The economy expanded at a slower pace than initially estimated in the third quarter, sparking concern that “Abenomics” is failing to help the nascent recovery gain momentum, the government said Monday.

The downgrade means the world’s third-biggest economy grew at an annualized rate of just 1.1 percent in inflation-adjusted terms instead of a real 1.9 percent listed in the preliminary data, the government said. In the background was a downward revision to capital spending,

July-September real gross domestic product, the total value of goods and services produced at home, corresponded to a 0.3 percent gain from the previous quarter, posting the fourth straight quarter of growth, the Cabinet Office said.

The government said in the initial GDP report that was released Nov. 14 that the Japanese economy had expanded by an annualized real 1.9 percent in the three months through September, backed by large-scale public investment.

The latest figure suggested the economy has been largely supported by public investment, not private-sector growth, strengthening the view that the consumption tax hike in April to 8 percent may weigh on consumer spending and investment, in turn dampening domestic demand.
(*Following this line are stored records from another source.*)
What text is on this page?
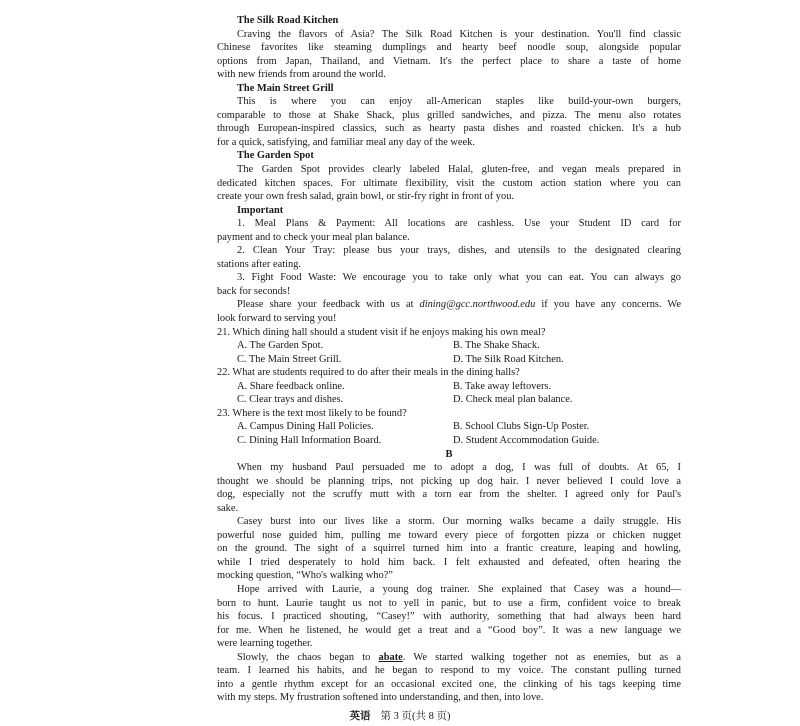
The Silk Road Kitchen
Craving the flavors of Asia? The Silk Road Kitchen is your destination. You'll find classic
Chinese favorites like steaming dumplings and hearty beef noodle soup, alongside popular
options from Japan, Thailand, and Vietnam. It's the perfect place to share a taste of home
with new friends from around the world.
The Main Street Grill
This is where you can enjoy all-American staples like build-your-own burgers,
comparable to those at Shake Shack, plus grilled sandwiches, and pizza. The menu also rotates
through European-inspired classics, such as hearty pasta dishes and roasted chicken. It's a hub
for a quick, satisfying, and familiar meal any day of the week.
The Garden Spot
The Garden Spot provides clearly labeled Halal, gluten-free, and vegan meals prepared in
dedicated kitchen spaces. For ultimate flexibility, visit the custom action station where you can
create your own fresh salad, grain bowl, or stir-fry right in front of you.
Important
1. Meal Plans & Payment: All locations are cashless. Use your Student ID card for
payment and to check your meal plan balance.
2. Clean Your Tray: please bus your trays, dishes, and utensils to the designated clearing
stations after eating.
3. Fight Food Waste: We encourage you to take only what you can eat. You can always go
back for seconds!
Please share your feedback with us at dining@gcc.northwood.edu if you have any concerns. We
look forward to serving you!
21. Which dining hall should a student visit if he enjoys making his own meal?
A. The Garden Spot.	B. The Shake Shack.
C. The Main Street Grill.	D. The Silk Road Kitchen.
22. What are students required to do after their meals in the dining halls?
A. Share feedback online.	B. Take away leftovers.
C. Clear trays and dishes.	D. Check meal plan balance.
23. Where is the text most likely to be found?
A. Campus Dining Hall Policies.	B. School Clubs Sign-Up Poster.
C. Dining Hall Information Board.	D. Student Accommodation Guide.
B
When my husband Paul persuaded me to adopt a dog, I was full of doubts. At 65, I
thought we should be planning trips, not picking up dog hair. I never believed I could love a
dog, especially not the scruffy mutt with a torn ear from the shelter. I agreed only for Paul's
sake.
Casey burst into our lives like a storm. Our morning walks became a daily struggle. His
powerful nose guided him, pulling me toward every piece of forgotten pizza or chicken nugget
on the ground. The sight of a squirrel turned him into a frantic creature, leaping and howling,
while I tried desperately to hold him back. I felt exhausted and defeated, often hearing the
mocking question, “Who's walking who?”
Hope arrived with Laurie, a young dog trainer. She explained that Casey was a hound—
born to hunt. Laurie taught us not to yell in panic, but to use a firm, confident voice to break
his focus. I practiced shouting, “Casey!” with authority, something that had always been hard
for me. When he listened, he would get a treat and a “Good boy”. It was a new language we
were learning together.
Slowly, the chaos began to abate. We started walking together not as enemies, but as a
team. I learned his habits, and he began to respond to my voice. The constant pulling turned
into a gentle rhythm except for an occasional excited one, the clinking of his tags keeping time
with my steps. My frustration softened into understanding, and then, into love.
英语 第 3 页(共 8 页)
The administration of Prime Minister Shinzo Abe has pledged to prevent the tax hike from hurting the economy by steadily implementing a ¥5.5 trillion economic stimulus package and a ¥1 trillion in tax cuts to boost investment and encourage companies to raise wages.

During the third quarter, corporate capital spending, which Prime Minister Shinzo Abe’s Cabinet views as key to economic recovery, was flat from the previous quarter, downwardly revised from the 0.2 percent rise reported in the preliminary data.

Private consumption, accounting for around 60 percent of GDP, was slightly upgraded to 0.2 percent growth from a 0.1 percent climb.

Exports fell 0.6 percent and imports rose 2.2 percent, the same as in the initial report.

Imports have been rising as demand for natural gas and oil has been growing from utilities for fossil fuel-based power generation as an alternative to nuclear power in light of the nationwide reactor shutdown stemming from the Fukushima nuclear crisis. Japan depends on imports for more than 90 percent of its energy needs.

Public investment, meanwhile, jumped 6.5 percent, unchanged from the initial report, on the back of massive fiscal spending, one of the three arrows of the “Abenomics” policy mix along with drastic monetary easing and an economic growth strategy aimed at invigorating private-sector investment.

“While consumer spending and business investment slowed and exports fell, public investment bolstered the economy,” Koya Miyamae, senior economist of SMBC Nikko Securities Inc., said. “As the effectiveness of the first arrow has been waning, the economic growth has depended on the second arrow.”